The scientists with whom I correspond believe that it is safer if patients wait until the science runs it’s course. They believe that there is an orderly sequence that needs to happen before anyone rushes for treatment. I am obviously an early adopter and it is true that in the case of treatment for chronic Lyme, I bought into the ILADS hypothesis, so buyer beware. I am reporting here, including my mistakes, in the hope that others will have more clarity than I did with respect to the use of antibiotics in this patient population. When we were diagnosed with Lyme nothing fit, but there were intelligent, well intentioned doctors offering what sounded like meaningful treatment. And it worked for my daughter for several years, so there is value in properly used antibiotics, but it needs to be tempered with what we now “know”. It’s only with time that the truth is finally being revealed. This time there is considerable clarity, if one allows the skipping of a few admittedly very important steps in the scientific process. But let’s look at what we’ve got to work with.

There are many commonalities with HIV disease: sensory and autonomic neuropathy, dementia, opportunistic infections, susceptibility to certain cancers, metabolic problems involving vitamin D, detox problems, abnormalities of glucose metabolism, vertical transmission.
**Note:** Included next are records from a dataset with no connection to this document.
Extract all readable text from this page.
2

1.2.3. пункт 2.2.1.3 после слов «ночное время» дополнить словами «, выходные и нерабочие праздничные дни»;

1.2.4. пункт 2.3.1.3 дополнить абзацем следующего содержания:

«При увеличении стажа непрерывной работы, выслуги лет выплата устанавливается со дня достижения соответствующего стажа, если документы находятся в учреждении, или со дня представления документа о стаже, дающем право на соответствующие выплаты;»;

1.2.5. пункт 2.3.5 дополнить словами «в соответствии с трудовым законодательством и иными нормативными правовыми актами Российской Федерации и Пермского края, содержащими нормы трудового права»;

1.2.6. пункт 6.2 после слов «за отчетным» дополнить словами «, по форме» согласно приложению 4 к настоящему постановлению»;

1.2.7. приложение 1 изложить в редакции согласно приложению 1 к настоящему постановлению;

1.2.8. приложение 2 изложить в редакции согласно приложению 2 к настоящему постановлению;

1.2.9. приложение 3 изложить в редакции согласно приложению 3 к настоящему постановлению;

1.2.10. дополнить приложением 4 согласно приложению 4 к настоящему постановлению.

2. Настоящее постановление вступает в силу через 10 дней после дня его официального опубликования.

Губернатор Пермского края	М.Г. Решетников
It is worth noting here that the “fatigue” is not seen clinically in HIV disease in patients treated with HAART. It is therefore tempting to speculate, that XMRV is being inhibited by treatment as well, since there must be patients who have both. Epidemiologic studies should be very illuminating.
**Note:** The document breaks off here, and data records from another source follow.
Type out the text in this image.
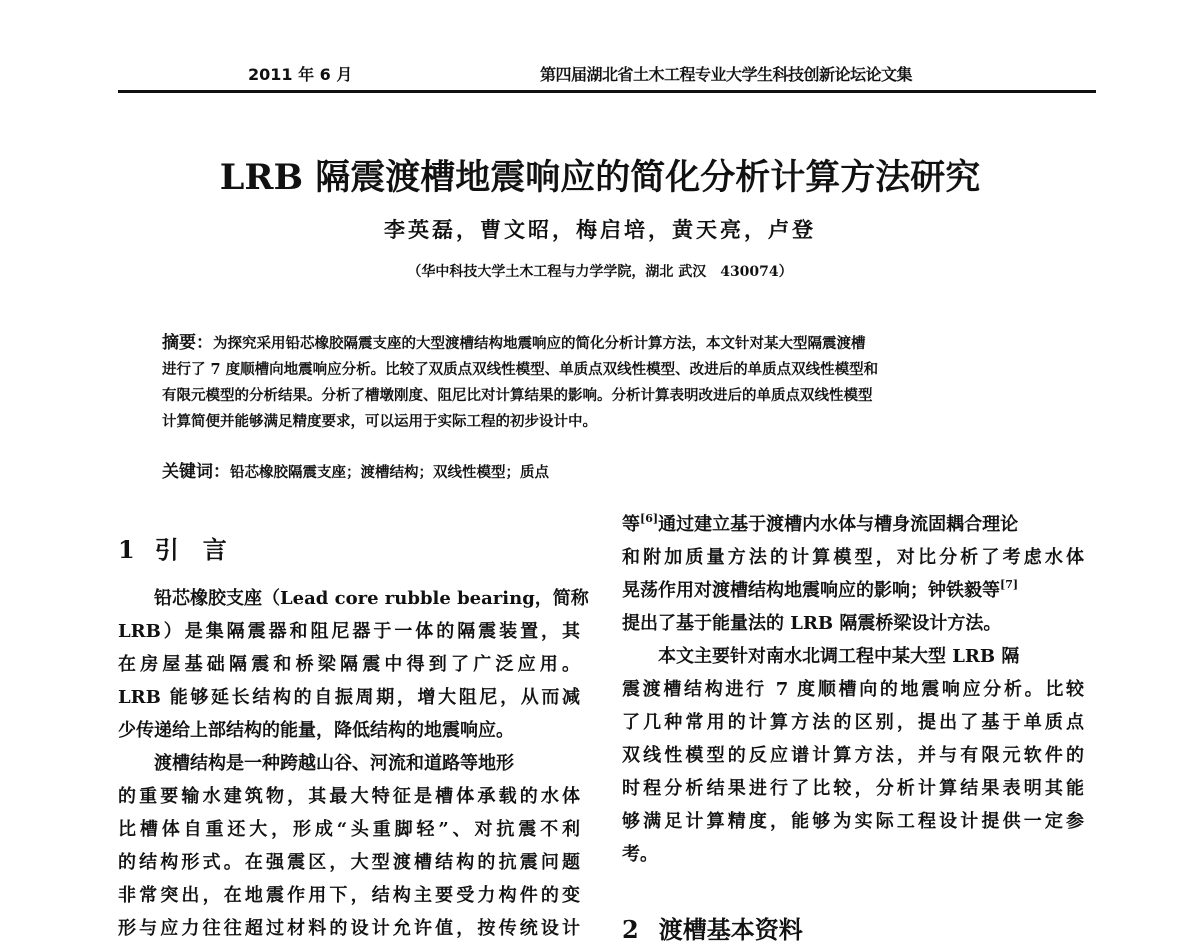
2011 年 6 月	第四届湖北省土木工程专业大学生科技创新论坛论文集
LRB 隔震渡槽地震响应的简化分析计算方法研究
李英磊，曹文昭，梅启培，黄天亮，卢登
（华中科技大学土木工程与力学学院，湖北 武汉　430074）
摘要：为探究采用铅芯橡胶隔震支座的大型渡槽结构地震响应的简化分析计算方法，本文针对某大型隔震渡槽
进行了 7 度顺槽向地震响应分析。比较了双质点双线性模型、单质点双线性模型、改进后的单质点双线性模型和
有限元模型的分析结果。分析了槽墩刚度、阻尼比对计算结果的影响。分析计算表明改进后的单质点双线性模型
计算简便并能够满足精度要求，可以运用于实际工程的初步设计中。
关键词：铅芯橡胶隔震支座；渡槽结构；双线性模型；质点
1 引　言
铅芯橡胶支座（Lead core rubble bearing，简称
LRB）是集隔震器和阻尼器于一体的隔震装置，其
在房屋基础隔震和桥梁隔震中得到了广泛应用。
LRB 能够延长结构的自振周期，增大阻尼，从而减
少传递给上部结构的能量，降低结构的地震响应。
渡槽结构是一种跨越山谷、河流和道路等地形
的重要输水建筑物，其最大特征是槽体承载的水体
比槽体自重还大，形成“头重脚轻”、对抗震不利
的结构形式。在强震区，大型渡槽结构的抗震问题
非常突出，在地震作用下，结构主要受力构件的变
形与应力往往超过材料的设计允许值，按传统设计
等[6]通过建立基于渡槽内水体与槽身流固耦合理论
和附加质量方法的计算模型，对比分析了考虑水体
晃荡作用对渡槽结构地震响应的影响；钟铁毅等[7]
提出了基于能量法的 LRB 隔震桥梁设计方法。
本文主要针对南水北调工程中某大型 LRB 隔
震渡槽结构进行 7 度顺槽向的地震响应分析。比较
了几种常用的计算方法的区别，提出了基于单质点
双线性模型的反应谱计算方法，并与有限元软件的
时程分析结果进行了比较，分析计算结果表明其能
够满足计算精度，能够为实际工程设计提供一定参
考。
2 渡槽基本资料
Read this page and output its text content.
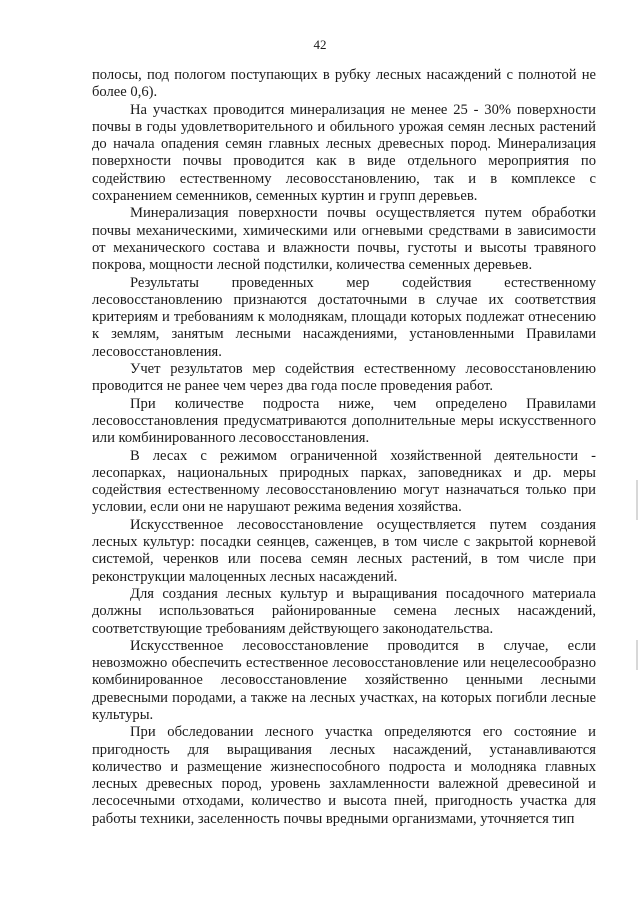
42

полосы, под пологом поступающих в рубку лесных насаждений с полнотой не более 0,6).

На участках проводится минерализация не менее 25 - 30% поверхности почвы в годы удовлетворительного и обильного урожая семян лесных растений до начала опадения семян главных лесных древесных пород. Минерализация поверхности почвы проводится как в виде отдельного мероприятия по содействию естественному лесовосстановлению, так и в комплексе с сохранением семенников, семенных куртин и групп деревьев.

Минерализация поверхности почвы осуществляется путем обработки почвы механическими, химическими или огневыми средствами в зависимости от механического состава и влажности почвы, густоты и высоты травяного покрова, мощности лесной подстилки, количества семенных деревьев.

Результаты проведенных мер содействия естественному лесовосстановлению признаются достаточными в случае их соответствия критериям и требованиям к молоднякам, площади которых подлежат отнесению к землям, занятым лесными насаждениями, установленными Правилами лесовосстановления.

Учет результатов мер содействия естественному лесовосстановлению проводится не ранее чем через два года после проведения работ.

При количестве подроста ниже, чем определено Правилами лесовосстановления предусматриваются дополнительные меры искусственного или комбинированного лесовосстановления.

В лесах с режимом ограниченной хозяйственной деятельности - лесопарках, национальных природных парках, заповедниках и др. меры содействия естественному лесовосстановлению могут назначаться только при условии, если они не нарушают режима ведения хозяйства.

Искусственное лесовосстановление осуществляется путем создания лесных культур: посадки сеянцев, саженцев, в том числе с закрытой корневой системой, черенков или посева семян лесных растений, в том числе при реконструкции малоценных лесных насаждений.

Для создания лесных культур и выращивания посадочного материала должны использоваться районированные семена лесных насаждений, соответствующие требованиям действующего законодательства.

Искусственное лесовосстановление проводится в случае, если невозможно обеспечить естественное лесовосстановление или нецелесообразно комбинированное лесовосстановление хозяйственно ценными лесными древесными породами, а также на лесных участках, на которых погибли лесные культуры.

При обследовании лесного участка определяются его состояние и пригодность для выращивания лесных насаждений, устанавливаются количество и размещение жизнеспособного подроста и молодняка главных лесных древесных пород, уровень захламленности валежной древесиной и лесосечными отходами, количество и высота пней, пригодность участка для работы техники, заселенность почвы вредными организмами, уточняется тип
Commonalities between CFS and  ASD: sensory disturbances, cognitive issues, IBS, mitochondrial defect, detox problems, opportunistic infections, susceptibility to vaccine inury.
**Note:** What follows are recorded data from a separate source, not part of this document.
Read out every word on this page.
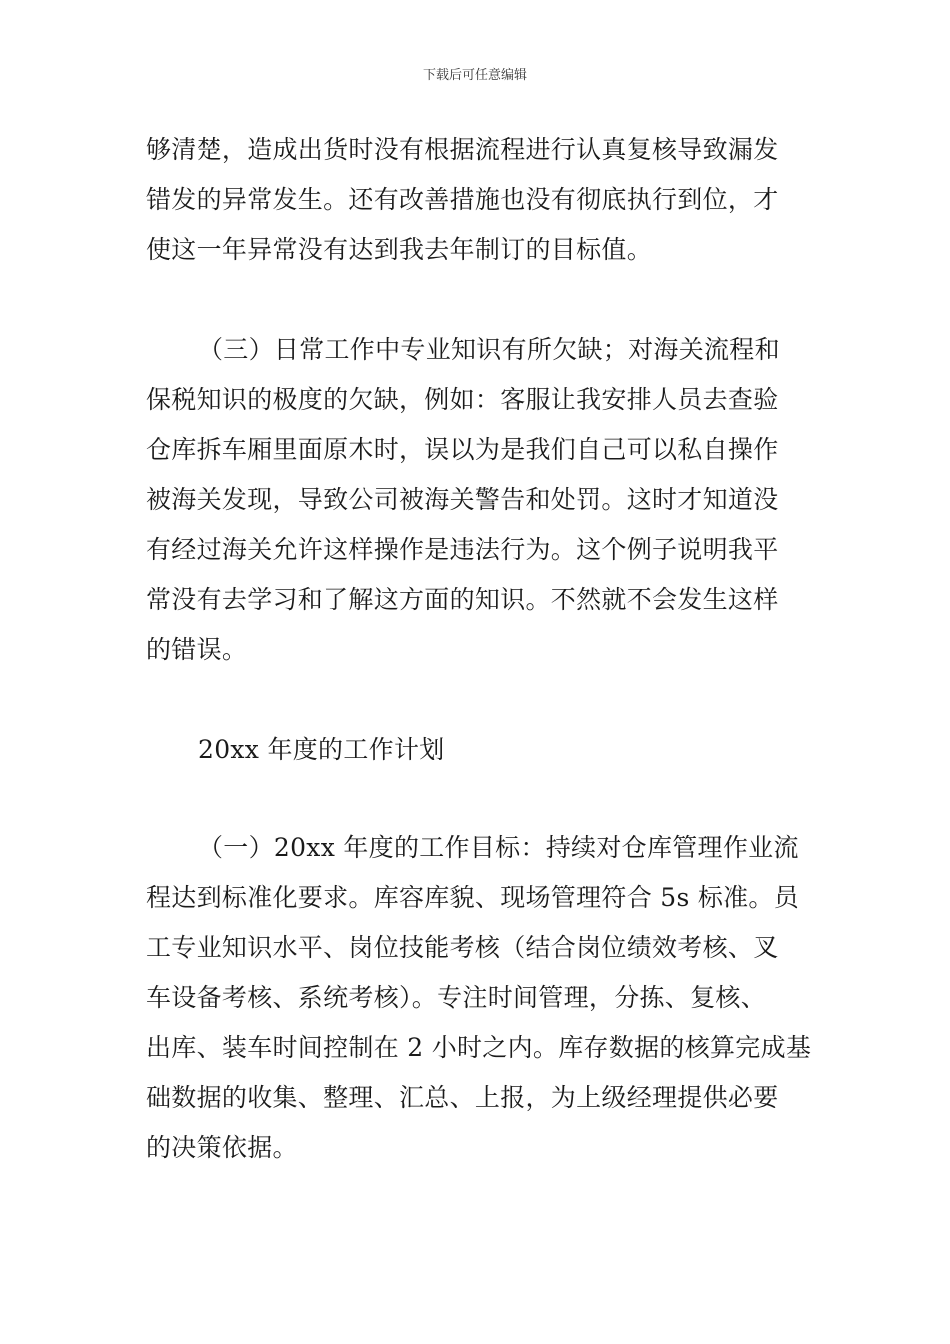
下载后可任意编辑
够清楚，造成出货时没有根据流程进行认真复核导致漏发
错发的异常发生。还有改善措施也没有彻底执行到位，才
使这一年异常没有达到我去年制订的目标值。
（三）日常工作中专业知识有所欠缺；对海关流程和
保税知识的极度的欠缺，例如：客服让我安排人员去查验
仓库拆车厢里面原木时，误以为是我们自己可以私自操作
被海关发现，导致公司被海关警告和处罚。这时才知道没
有经过海关允许这样操作是违法行为。这个例子说明我平
常没有去学习和了解这方面的知识。不然就不会发生这样
的错误。
20xx 年度的工作计划
（一）20xx 年度的工作目标：持续对仓库管理作业流
程达到标准化要求。库容库貌、现场管理符合 5s 标准。员
工专业知识水平、岗位技能考核（结合岗位绩效考核、叉
车设备考核、系统考核）。专注时间管理，分拣、复核、
出库、装车时间控制在 2 小时之内。库存数据的核算完成基
础数据的收集、整理、汇总、上报，为上级经理提供必要
的决策依据。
GWS: Very similar picture to CFS, inluding high prevalence of PTSD in the patient population. Similar stress response is particularly noteworthy.

XMRV is an exogenous human retrovirus. All the other known human exogenous retroviruses cause disease in humans. XMRV is a gammaretrovirus. Other examples of the same genus are the MLV’s and FeLV. MLV’s cause a variety of diseases including cancer and neurodegenerative diseases in mice. FeLV causes disease in cats not unlike CFS in humans, fatigue, adenopathy, GI disturbance, neuropathies, abnormalities of serum osmolarity.

Here are a few little loose dots, but ones I find particularly tantalizing because they reflect on the neuropsychiatric piece. Some autistic children have PANDAS (Pediatric Autoimmune Neuropsychiatric Disorder Associated with Streptococcus) in which they have difficulty clearing the organism and OCD symptoms are prominent. Avian leukemia virus is an alpharetrovirus. Parrots in captivity get a form of trichotillomania, aptly called feather-picking, that responds to Prozac. Trichotillomania is a form of OCD. Here is an article suggesting that compulsive behavior can be transplanted from one mouse to another. link Lab mice lack the XPR1 receptor (required for XMLV and XMRV entry into cells) and are therefore resistant to the xenotropic strains of MLV, but have ERV’s. There is evidence that endogenous retroviruses which have been thought not to cause disease, probably do sometimes. And a fascinating presentation suggesting ERV involvement in schizophrenia. link

It seems to me from my email that there is a peak in the patient population around age 55 or 56 in both the CFS and Lyme groups, regardless of when they first became ill. Perhaps a bell curve? I suppose it could be chance, but it seems too frequent to me for chance. It suggests to me that there was a horizontal transmission event, like a vaccine that went out in the mid or late 1950’s. And this sobering paper. link There also seems to be an increased incidence of other likely X related neuroimmune diseases, particularly ASD and MS, in family members of CFS patients. Any epidemiologists out there want to take on these important questions? Sure doesn’t seem like we can count on the CDC to help us.